CANAMRF: An Attention-Based Model for Multimodal Depression Detection

Yuntao Wei,Yuzhe Zhang,Shuyang Zhang,Hong Zhang
DOI: https://doi.org/10.1007/978-981-99-7022-3_10
2024-01-04
Abstract:Multimodal depression detection is an important research topic that aims to predict human mental states using multimodal data. Previous methods treat different modalities equally and fuse each modality by naïve mathematical operations without measuring the relative importance between them, which cannot obtain well-performed multimodal representations for downstream depression tasks. In order to tackle the aforementioned concern, we present a Cross-modal Attention Network with Adaptive Multi-modal Recurrent Fusion (CANAMRF) for multimodal depression detection. CANAMRF is constructed by a multimodal feature extractor, an Adaptive Multimodal Recurrent Fusion module, and a Hybrid Attention Module. Through experimentation on two benchmark datasets, CANAMRF demonstrates state-of-the-art performance, underscoring the effectiveness of our proposed approach.
Computation and Language,Artificial Intelligence,Computer Vision and Pattern Recognition,Image and Video Processing
What problem does this paper attempt to address?

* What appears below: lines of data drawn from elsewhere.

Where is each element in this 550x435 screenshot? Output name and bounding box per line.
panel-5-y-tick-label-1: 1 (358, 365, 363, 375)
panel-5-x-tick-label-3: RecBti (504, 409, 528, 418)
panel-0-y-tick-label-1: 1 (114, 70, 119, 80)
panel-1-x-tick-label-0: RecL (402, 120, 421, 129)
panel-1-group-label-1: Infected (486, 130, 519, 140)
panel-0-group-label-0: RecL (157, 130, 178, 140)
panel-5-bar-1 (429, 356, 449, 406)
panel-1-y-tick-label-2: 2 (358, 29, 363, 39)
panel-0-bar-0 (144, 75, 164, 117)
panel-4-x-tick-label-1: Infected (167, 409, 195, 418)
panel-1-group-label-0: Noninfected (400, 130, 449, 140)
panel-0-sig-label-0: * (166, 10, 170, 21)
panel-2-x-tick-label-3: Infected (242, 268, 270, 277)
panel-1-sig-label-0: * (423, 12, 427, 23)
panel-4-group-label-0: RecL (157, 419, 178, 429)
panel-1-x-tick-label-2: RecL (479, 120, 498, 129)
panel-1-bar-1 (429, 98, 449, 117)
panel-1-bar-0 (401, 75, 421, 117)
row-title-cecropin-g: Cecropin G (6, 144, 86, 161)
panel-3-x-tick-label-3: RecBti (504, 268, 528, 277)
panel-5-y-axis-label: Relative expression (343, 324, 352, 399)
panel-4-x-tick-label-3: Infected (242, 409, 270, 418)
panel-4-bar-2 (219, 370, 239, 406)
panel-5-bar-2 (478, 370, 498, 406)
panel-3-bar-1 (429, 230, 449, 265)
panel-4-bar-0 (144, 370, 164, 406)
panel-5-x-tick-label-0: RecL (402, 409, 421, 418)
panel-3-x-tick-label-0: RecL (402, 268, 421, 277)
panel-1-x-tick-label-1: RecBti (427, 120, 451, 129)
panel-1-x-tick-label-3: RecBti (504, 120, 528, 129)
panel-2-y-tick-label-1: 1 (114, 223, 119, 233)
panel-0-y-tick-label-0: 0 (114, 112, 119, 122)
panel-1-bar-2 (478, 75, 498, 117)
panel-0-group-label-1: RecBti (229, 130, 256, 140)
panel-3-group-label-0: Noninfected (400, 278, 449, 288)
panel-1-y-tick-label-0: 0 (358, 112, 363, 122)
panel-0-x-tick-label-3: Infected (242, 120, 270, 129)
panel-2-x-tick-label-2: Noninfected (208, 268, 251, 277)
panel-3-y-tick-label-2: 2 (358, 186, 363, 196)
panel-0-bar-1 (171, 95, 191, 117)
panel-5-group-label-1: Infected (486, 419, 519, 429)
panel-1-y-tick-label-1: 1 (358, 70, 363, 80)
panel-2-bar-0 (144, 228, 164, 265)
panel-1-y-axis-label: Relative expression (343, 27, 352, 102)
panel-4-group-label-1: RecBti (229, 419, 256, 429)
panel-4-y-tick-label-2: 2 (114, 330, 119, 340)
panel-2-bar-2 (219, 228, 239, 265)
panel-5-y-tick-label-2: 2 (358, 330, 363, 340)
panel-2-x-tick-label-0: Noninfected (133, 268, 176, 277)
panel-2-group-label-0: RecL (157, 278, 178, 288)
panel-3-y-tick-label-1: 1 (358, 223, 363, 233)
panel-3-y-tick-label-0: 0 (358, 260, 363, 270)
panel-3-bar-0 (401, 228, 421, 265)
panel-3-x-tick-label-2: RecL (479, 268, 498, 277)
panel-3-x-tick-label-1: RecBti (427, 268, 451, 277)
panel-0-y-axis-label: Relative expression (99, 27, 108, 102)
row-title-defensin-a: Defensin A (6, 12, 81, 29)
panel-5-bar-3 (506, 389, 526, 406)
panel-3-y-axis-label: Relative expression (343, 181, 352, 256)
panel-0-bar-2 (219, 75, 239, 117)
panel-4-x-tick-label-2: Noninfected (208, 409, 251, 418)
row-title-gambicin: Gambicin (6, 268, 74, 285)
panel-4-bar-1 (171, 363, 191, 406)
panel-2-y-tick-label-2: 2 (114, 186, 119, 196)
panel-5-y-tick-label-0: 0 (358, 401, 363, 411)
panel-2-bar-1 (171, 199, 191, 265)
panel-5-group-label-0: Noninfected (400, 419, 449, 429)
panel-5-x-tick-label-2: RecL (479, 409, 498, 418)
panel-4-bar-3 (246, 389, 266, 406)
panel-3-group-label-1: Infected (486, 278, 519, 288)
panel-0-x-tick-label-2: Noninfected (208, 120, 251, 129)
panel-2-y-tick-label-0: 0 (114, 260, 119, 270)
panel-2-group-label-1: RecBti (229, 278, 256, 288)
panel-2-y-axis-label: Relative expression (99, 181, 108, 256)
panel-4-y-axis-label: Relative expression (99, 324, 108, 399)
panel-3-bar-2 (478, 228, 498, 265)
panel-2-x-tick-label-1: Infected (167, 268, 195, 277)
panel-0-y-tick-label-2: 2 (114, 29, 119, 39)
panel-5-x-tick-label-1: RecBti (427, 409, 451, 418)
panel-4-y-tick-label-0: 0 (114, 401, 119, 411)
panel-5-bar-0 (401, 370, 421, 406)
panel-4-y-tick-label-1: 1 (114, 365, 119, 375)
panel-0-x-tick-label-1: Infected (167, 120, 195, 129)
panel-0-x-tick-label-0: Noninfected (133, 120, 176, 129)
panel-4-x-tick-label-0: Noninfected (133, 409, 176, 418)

The paper aims to address several key issues in multimodal depression detection. Specifically, existing methods often treat all modalities as equally important when processing different modal data and fuse them through simple mathematical operations without considering the relative importance of each modality. This approach leads to the inability to obtain high-quality multimodal representations, thereby affecting the effectiveness of the depression detection task. To overcome the above issues, the authors propose a model based on the attention mechanism—Cross-modal Attention Network with Adaptive Multimodal Recursive Fusion (CANAMRF). The main contributions of CANAMRF include: 1. Introducing the emotional structure modality as a supplementary modality to enhance the performance of multimodal depression detection. 2. Proposing a novel modality fusion method—Adaptive Multimodal Recursive Fusion (AMRF), which can dynamically adjust the fusion weights of different modalities to achieve a balance between modalities, showing excellent performance. 3. Constructing a hybrid attention module that combines cross-modal attention and self-attention mechanisms to generate representative multimodal features. Extensive experiments and comprehensive analysis demonstrate the effectiveness of the proposed method. The experimental results on two benchmark datasets show that CANAMRF outperforms existing state-of-the-art methods in both unimodal and multimodal depression detection tasks.